In any case, who in their right mind would go looking for ozone in the middle of a continent? Everyone knows you only get ozone at the seaside.

That's where the confusion started I reckon. If they were to send the scientists to Weston-super-Mare with a stout pair of walking boots, once they'd walked out far enough towards Wales, they'd find the ozone all right.

At least, I think it's the smell of ozone. I've certainly never smelt that smell in the middle of Bristol, before it was processed and piped to the coast.

The other bit that the scientists seem to have got totally wrong is that they're looking for ozone thousands of miles up in the atmosphere, when we all know it's at sea level. No common sense, these boffins!

So anyway, to get back to the theory again. There's a fixed amount of water; and at any point in time it's either up there, in the clouds; or down here, in my bucket.

The total amount never changes, all you've got to do is predict WHEN and WHERE it's going to move in a vaguely vertical direction from it's home up there to it's other home down here.

If all the stupid scientific boffins were to concentrate all their efforts on just getting that little task completed properly, then the rest of us could get on with the exercise of collecting the damn stuff when it fell.

You issue every member of the population with two buckets and a bicycle. Then we all sit in front of the television and wait.

At the point when a storm is due, the TV weatherman tells us when and where it's going to happen, and we all pedal off to catch it. Easy!

Once we've caught enough for our own personal consumption, we cycle off to the mis-placed reservoir and dump the remainder in there for the communal benefit of those poor people with a flat tyre or a hole in their bucket.

As I'm sure you'll appreciate from the detail, I've been working on this answer to the drought problem for many years now, which is why it's so finely tuned to the exact requirements of the population.

The problem I'm having, however, is convincing the authorities that it's the right thing to do to solve all our problems. They keep giving me funny looks when I explain it.

One of them even suggested that the best place for me might be in a hospital. I thought it was very nice of him to be so concerned about my bad back, but told him I was quite well enough to pedal along with both buckets; and in any case it wouldn't be fair of me not to take part in the scheme, seeing as I'd thought it up.

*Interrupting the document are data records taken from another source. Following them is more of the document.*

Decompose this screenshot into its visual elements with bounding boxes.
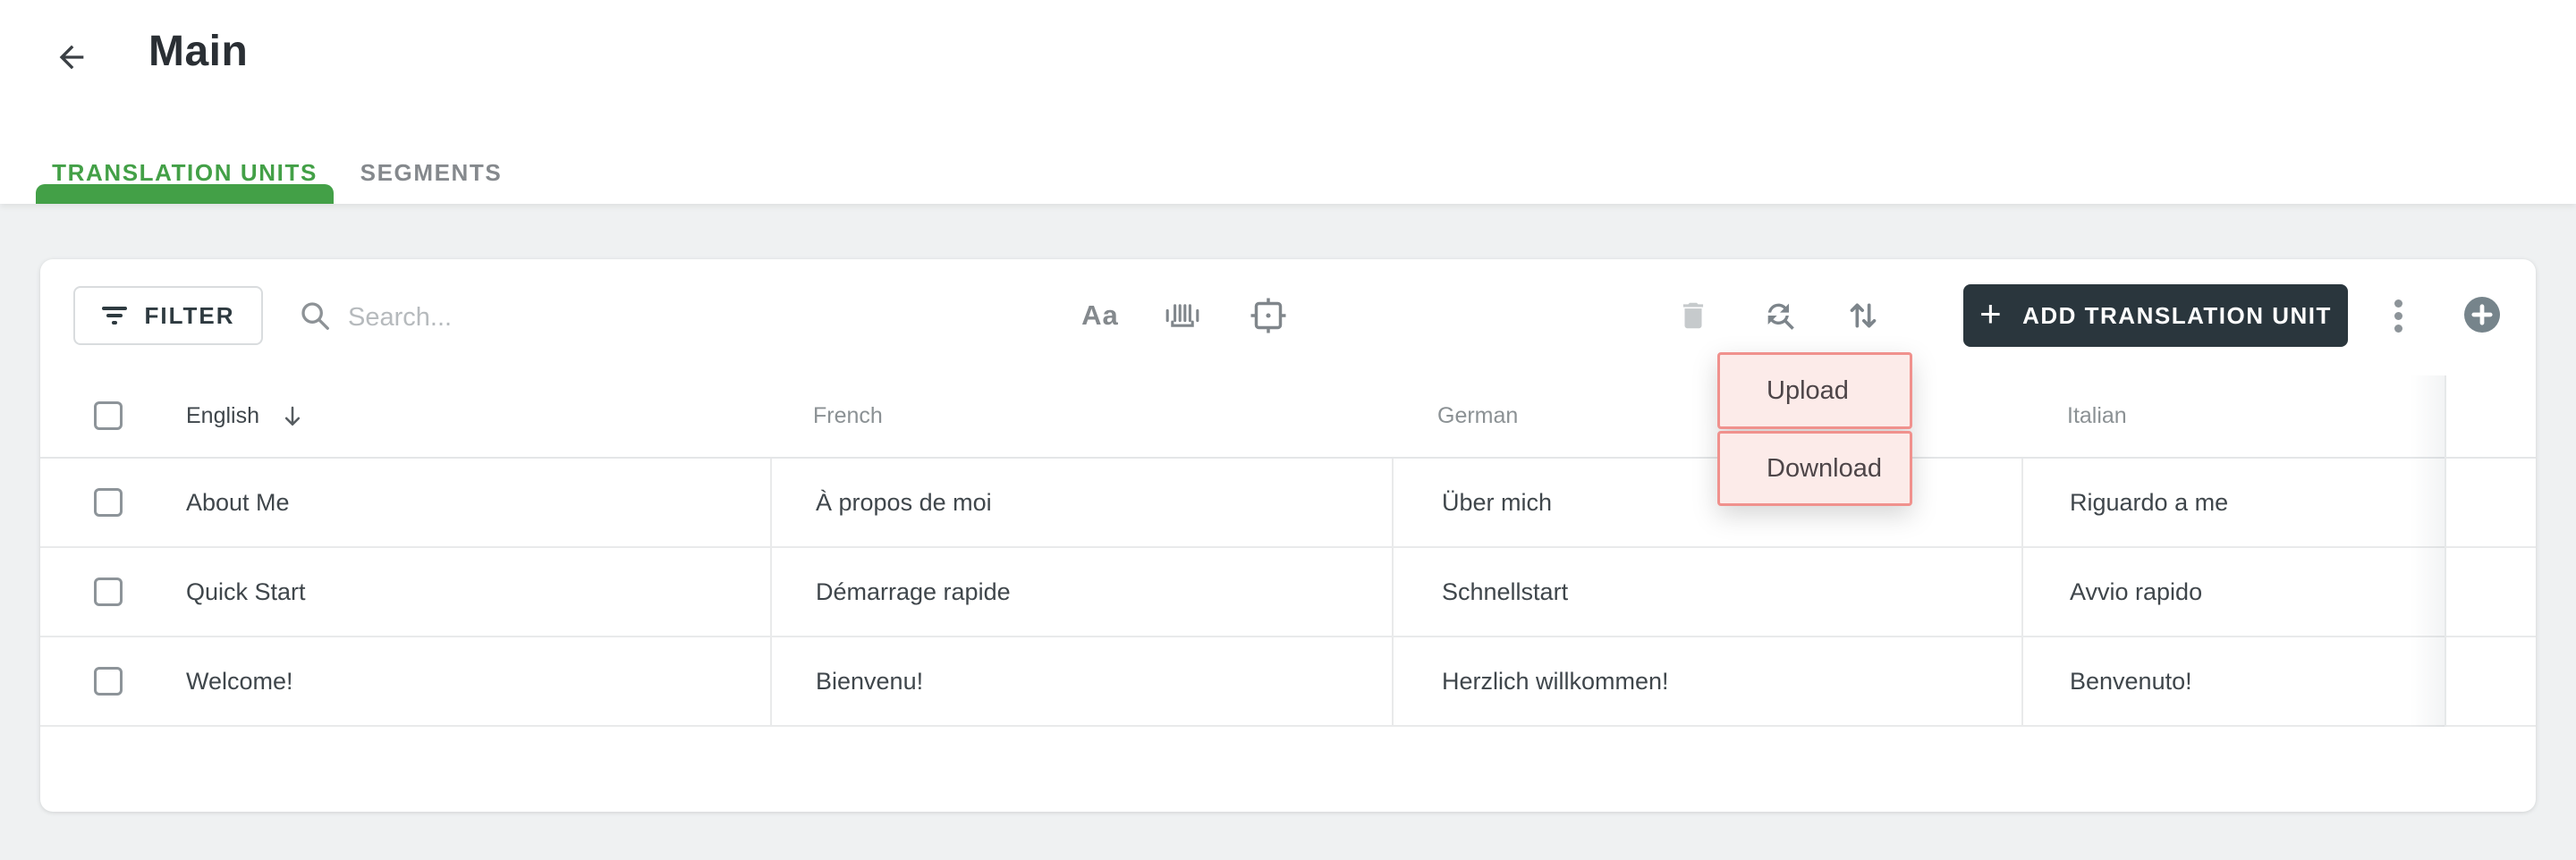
filter-button[interactable]: FILTER — [73, 286, 263, 345]
cell-german[interactable]: Herzlich willkommen! — [1442, 637, 1669, 725]
column-header-german[interactable]: German — [1437, 375, 1518, 457]
floating-add-button[interactable] — [2464, 297, 2500, 333]
page-title: Main — [148, 28, 249, 75]
up-down-arrows-icon — [1850, 303, 1877, 328]
top-header: Main TRANSLATION UNITS SEGMENTS — [0, 0, 2576, 204]
filter-icon — [102, 307, 128, 325]
add-button-label: ADD TRANSLATION UNIT — [2022, 301, 2332, 329]
filter-label: FILTER — [144, 301, 235, 329]
search-input[interactable] — [348, 291, 956, 343]
cell-italian[interactable]: Avvio rapido — [2070, 548, 2202, 636]
column-label: German — [1437, 403, 1519, 428]
tab-label: SEGMENTS — [360, 158, 503, 186]
cell-french[interactable]: Démarrage rapide — [816, 548, 1011, 636]
sort-order-button[interactable] — [1842, 294, 1885, 337]
column-header-italian[interactable]: Italian — [2067, 375, 2127, 457]
select-all-checkbox[interactable] — [94, 401, 123, 430]
cell-english[interactable]: Quick Start — [186, 548, 306, 636]
column-divider — [1392, 459, 1394, 727]
column-divider — [2445, 375, 2446, 727]
menu-item-download[interactable]: Download — [1717, 431, 1912, 506]
menu-item-upload[interactable]: Upload — [1717, 352, 1912, 429]
table-footer: Rows per page: 25 1-3 of 3 — [40, 727, 2536, 812]
column-divider — [770, 459, 772, 727]
search-icon — [301, 302, 329, 330]
table-header-row: English French German Italian — [40, 375, 2536, 459]
trash-icon — [1682, 302, 1704, 329]
frame-select-icon — [1250, 298, 1286, 333]
kebab-menu-icon — [2394, 299, 2402, 333]
find-replace-icon — [1767, 303, 1794, 330]
content-card: FILTER Aa + ADD TRANSLATION U — [40, 259, 2536, 812]
menu-item-label: Upload — [1767, 375, 1849, 405]
column-label: Italian — [2067, 403, 2127, 428]
barcode-icon — [1165, 304, 1199, 327]
find-replace-button[interactable] — [1758, 294, 1801, 337]
column-label: French — [813, 403, 883, 428]
case-sensitivity-button[interactable]: Aa — [1079, 294, 1122, 337]
import-export-menu: Upload Download — [1717, 352, 1912, 506]
arrow-left-icon — [59, 45, 84, 70]
column-divider — [2021, 459, 2023, 727]
more-options-button[interactable] — [2377, 294, 2419, 337]
menu-item-label: Download — [1767, 453, 1882, 483]
cell-italian[interactable]: Riguardo a me — [2070, 459, 2228, 546]
cell-english[interactable]: About Me — [186, 459, 290, 546]
cell-italian[interactable]: Benvenuto! — [2070, 637, 2192, 725]
active-tab-indicator — [36, 184, 334, 204]
table-row: Quick Start Démarrage rapide Schnellstar… — [40, 548, 2536, 637]
cell-french[interactable]: À propos de moi — [816, 459, 992, 546]
plus-circle-icon — [2471, 304, 2493, 325]
cell-english[interactable]: Welcome! — [186, 637, 293, 725]
back-button[interactable] — [50, 36, 93, 79]
cell-german[interactable]: Über mich — [1442, 459, 1552, 546]
row-checkbox[interactable] — [94, 488, 123, 517]
pinned-column-shadow — [2411, 375, 2445, 727]
delete-button[interactable] — [1672, 294, 1715, 337]
tab-segments[interactable]: SEGMENTS — [354, 141, 508, 204]
sort-desc-icon — [284, 406, 301, 426]
tab-label: TRANSLATION UNITS — [52, 158, 318, 186]
row-checkbox[interactable] — [94, 667, 123, 696]
column-header-english[interactable]: English — [186, 375, 306, 457]
cell-french[interactable]: Bienvenu! — [816, 637, 923, 725]
table-row: Welcome! Bienvenu! Herzlich willkommen! … — [40, 637, 2536, 727]
whole-phrase-button[interactable] — [1161, 294, 1204, 337]
column-label: English — [186, 403, 259, 428]
row-checkbox[interactable] — [94, 578, 123, 606]
add-translation-unit-button[interactable]: + ADD TRANSLATION UNIT — [1963, 284, 2348, 347]
frame-select-button[interactable] — [1247, 294, 1290, 337]
Aa-icon: Aa — [1081, 299, 1119, 331]
cell-german[interactable]: Schnellstart — [1442, 548, 1568, 636]
table-row: About Me À propos de moi Über mich Rigua… — [40, 459, 2536, 548]
column-header-french[interactable]: French — [813, 375, 883, 457]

For some reason, he then got cross.

Something about having more important things to do than talk to people like me. If I hadn't been in the middle of explaining about where he was going wrong looking for the ozone layer, I might have heard him properly; but I'm sure he said something about a metal hospital.

Presumably that's where they fit metal braces to your back so you can carry the buckets more easily.

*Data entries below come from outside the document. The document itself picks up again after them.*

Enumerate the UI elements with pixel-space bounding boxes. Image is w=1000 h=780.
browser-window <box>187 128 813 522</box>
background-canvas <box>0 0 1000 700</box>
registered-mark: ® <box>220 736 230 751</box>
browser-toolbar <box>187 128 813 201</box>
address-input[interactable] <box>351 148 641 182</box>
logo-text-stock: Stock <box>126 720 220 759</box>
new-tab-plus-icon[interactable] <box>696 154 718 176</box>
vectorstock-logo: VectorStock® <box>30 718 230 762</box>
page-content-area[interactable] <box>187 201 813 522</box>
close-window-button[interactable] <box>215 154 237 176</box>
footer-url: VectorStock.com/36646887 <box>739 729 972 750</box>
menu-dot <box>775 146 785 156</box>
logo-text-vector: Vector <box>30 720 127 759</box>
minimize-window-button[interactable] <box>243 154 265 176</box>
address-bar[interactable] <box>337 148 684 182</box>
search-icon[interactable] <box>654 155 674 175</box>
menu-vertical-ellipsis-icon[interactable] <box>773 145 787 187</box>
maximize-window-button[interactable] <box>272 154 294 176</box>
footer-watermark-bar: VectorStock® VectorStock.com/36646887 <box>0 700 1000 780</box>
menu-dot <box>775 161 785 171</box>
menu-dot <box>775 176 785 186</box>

I think all of you who read this should write to your local Water Companies and explain the plan to them in more detail.

Surely, if they get lots of us explaining it, they'll eventually realise what a superb solution to their problem they've been missing out on. Up to now, you see, they don't seem to take me very seriously for some reason.

When I was explaining it to one official the other week, he kept shouting "Crank, crank".

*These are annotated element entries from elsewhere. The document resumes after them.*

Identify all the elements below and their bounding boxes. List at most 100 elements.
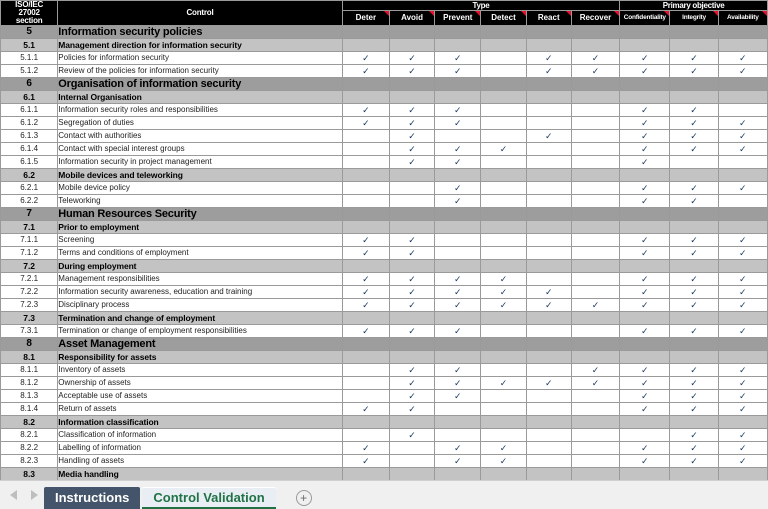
cell-deter[interactable] <box>341 142 390 156</box>
cell-confidentiality[interactable] <box>619 168 671 182</box>
cell-prevent[interactable]: ✓ <box>434 298 482 312</box>
next-sheet-arrow-icon[interactable] <box>31 489 38 500</box>
cell-detect[interactable]: ✓ <box>480 285 527 299</box>
cell-integrity[interactable]: ✓ <box>669 454 719 468</box>
cell-control-description[interactable]: Disciplinary process <box>57 298 343 312</box>
cell-deter[interactable]: ✓ <box>341 324 390 338</box>
cell-control-description[interactable]: Inventory of assets <box>57 363 343 377</box>
cell-prevent[interactable]: ✓ <box>434 376 482 390</box>
table-row[interactable]: 7.1 Prior to employment <box>0 220 768 234</box>
cell-section-number[interactable]: 5.1.2 <box>0 64 59 78</box>
cell-deter[interactable] <box>341 25 390 39</box>
cell-recover[interactable] <box>570 194 621 208</box>
cell-react[interactable] <box>525 194 572 208</box>
cell-deter[interactable] <box>341 350 390 364</box>
cell-prevent[interactable] <box>434 337 482 351</box>
cell-control-description[interactable]: Segregation of duties <box>57 116 343 130</box>
table-row[interactable]: 6.1 Internal Organisation <box>0 90 768 104</box>
worksheet-grid[interactable]: ISO/IEC 27002 section Control Type Prima… <box>0 0 768 480</box>
cell-avoid[interactable] <box>388 454 436 468</box>
cell-deter[interactable] <box>341 207 390 221</box>
cell-react[interactable] <box>525 116 572 130</box>
cell-section-number[interactable]: 7.2.3 <box>0 298 59 312</box>
add-sheet-button[interactable]: + <box>295 490 312 506</box>
cell-recover[interactable] <box>570 116 621 130</box>
cell-availability[interactable]: ✓ <box>717 181 768 195</box>
table-row[interactable]: 6 Organisation of information security <box>0 77 768 91</box>
cell-react[interactable] <box>525 350 572 364</box>
cell-avoid[interactable]: ✓ <box>388 233 436 247</box>
cell-confidentiality[interactable]: ✓ <box>619 103 671 117</box>
cell-control-description[interactable]: Policies for information security <box>57 51 343 65</box>
cell-avoid[interactable] <box>388 441 436 455</box>
cell-control-description[interactable]: Asset Management <box>57 337 343 351</box>
cell-confidentiality[interactable] <box>619 467 671 480</box>
cell-confidentiality[interactable]: ✓ <box>619 194 671 208</box>
cell-avoid[interactable] <box>388 259 436 273</box>
cell-recover[interactable] <box>570 77 621 91</box>
cell-react[interactable] <box>525 415 572 429</box>
table-row[interactable]: 5 Information security policies <box>0 25 768 39</box>
cell-integrity[interactable]: ✓ <box>669 363 719 377</box>
cell-integrity[interactable]: ✓ <box>669 64 719 78</box>
cell-detect[interactable]: ✓ <box>480 272 527 286</box>
cell-prevent[interactable] <box>434 25 482 39</box>
cell-integrity[interactable] <box>669 311 719 325</box>
cell-react[interactable]: ✓ <box>525 129 572 143</box>
cell-prevent[interactable]: ✓ <box>434 272 482 286</box>
cell-react[interactable] <box>525 25 572 39</box>
cell-recover[interactable] <box>570 246 621 260</box>
cell-recover[interactable] <box>570 272 621 286</box>
cell-availability[interactable] <box>717 90 768 104</box>
cell-confidentiality[interactable]: ✓ <box>619 233 671 247</box>
cell-control-description[interactable]: Termination or change of employment resp… <box>57 324 343 338</box>
cell-control-description[interactable]: Screening <box>57 233 343 247</box>
cell-integrity[interactable] <box>669 168 719 182</box>
cell-avoid[interactable]: ✓ <box>388 298 436 312</box>
cell-react[interactable] <box>525 38 572 52</box>
cell-deter[interactable] <box>341 415 390 429</box>
cell-recover[interactable] <box>570 389 621 403</box>
cell-detect[interactable] <box>480 207 527 221</box>
table-row[interactable]: 8.2.1 Classification of information ✓ ✓ ✓ <box>0 428 768 442</box>
cell-section-number[interactable]: 7.3 <box>0 311 59 325</box>
cell-deter[interactable]: ✓ <box>341 64 390 78</box>
cell-control-description[interactable]: Information security in project manageme… <box>57 155 343 169</box>
table-row[interactable]: 7.3.1 Termination or change of employment… <box>0 324 768 338</box>
cell-availability[interactable]: ✓ <box>717 51 768 65</box>
cell-integrity[interactable] <box>669 220 719 234</box>
cell-section-number[interactable]: 8.1.1 <box>0 363 59 377</box>
cell-recover[interactable]: ✓ <box>570 51 621 65</box>
cell-availability[interactable] <box>717 103 768 117</box>
table-row[interactable]: 7.1.2 Terms and conditions of employment ✓… <box>0 246 768 260</box>
cell-control-description[interactable]: Mobile devices and teleworking <box>57 168 343 182</box>
cell-section-number[interactable]: 6.1.2 <box>0 116 59 130</box>
cell-integrity[interactable] <box>669 25 719 39</box>
cell-confidentiality[interactable] <box>619 77 671 91</box>
cell-deter[interactable]: ✓ <box>341 233 390 247</box>
cell-integrity[interactable]: ✓ <box>669 129 719 143</box>
cell-prevent[interactable] <box>434 233 482 247</box>
prev-sheet-arrow-icon[interactable] <box>10 489 17 500</box>
cell-deter[interactable] <box>341 311 390 325</box>
cell-prevent[interactable]: ✓ <box>434 324 482 338</box>
cell-section-number[interactable]: 7.1 <box>0 220 59 234</box>
cell-prevent[interactable] <box>434 467 482 480</box>
cell-confidentiality[interactable]: ✓ <box>619 64 671 78</box>
cell-avoid[interactable]: ✓ <box>388 64 436 78</box>
cell-deter[interactable]: ✓ <box>341 298 390 312</box>
cell-integrity[interactable]: ✓ <box>669 194 719 208</box>
cell-integrity[interactable]: ✓ <box>669 298 719 312</box>
cell-avoid[interactable]: ✓ <box>388 389 436 403</box>
cell-react[interactable] <box>525 428 572 442</box>
cell-section-number[interactable]: 8.1.2 <box>0 376 59 390</box>
cell-integrity[interactable]: ✓ <box>669 441 719 455</box>
cell-recover[interactable] <box>570 207 621 221</box>
cell-avoid[interactable] <box>388 415 436 429</box>
cell-prevent[interactable] <box>434 259 482 273</box>
cell-recover[interactable] <box>570 454 621 468</box>
table-row[interactable]: 6.1.1 Information security roles and resp… <box>0 103 768 117</box>
cell-section-number[interactable]: 6.1.5 <box>0 155 59 169</box>
cell-section-number[interactable]: 6.1 <box>0 90 59 104</box>
cell-detect[interactable]: ✓ <box>480 454 527 468</box>
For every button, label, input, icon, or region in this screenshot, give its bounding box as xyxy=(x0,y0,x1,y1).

I'm not sure whether he was worried about the noise the buckets would make if they banged against the handlebars or whether, being a technical sort of guy, he was expressing concern over the gearing of the bicycle pedals with all the weight of the water.

Anyway, I'd better get along now, I've got a nuclear physicist coming round in a few minutes to discuss my theory of splitting the atom with a pair of nutcrackers.

I hope you've enjoyed this in-depth analysis of the world's weather patterns.

There, I told you that it'd be interesting, but you didn't believe me at the beginning did you? It just goes to prove how wrong you can be, you see!

If I'm not out standing under a shower, the next edition of this load of old cobblers will be coming your way at the beginning of October, so I hope you'll be around to be enthralled again then.

In the meantime, I'd better go and check the weather forecast. Right, I'm off, where's me bucket?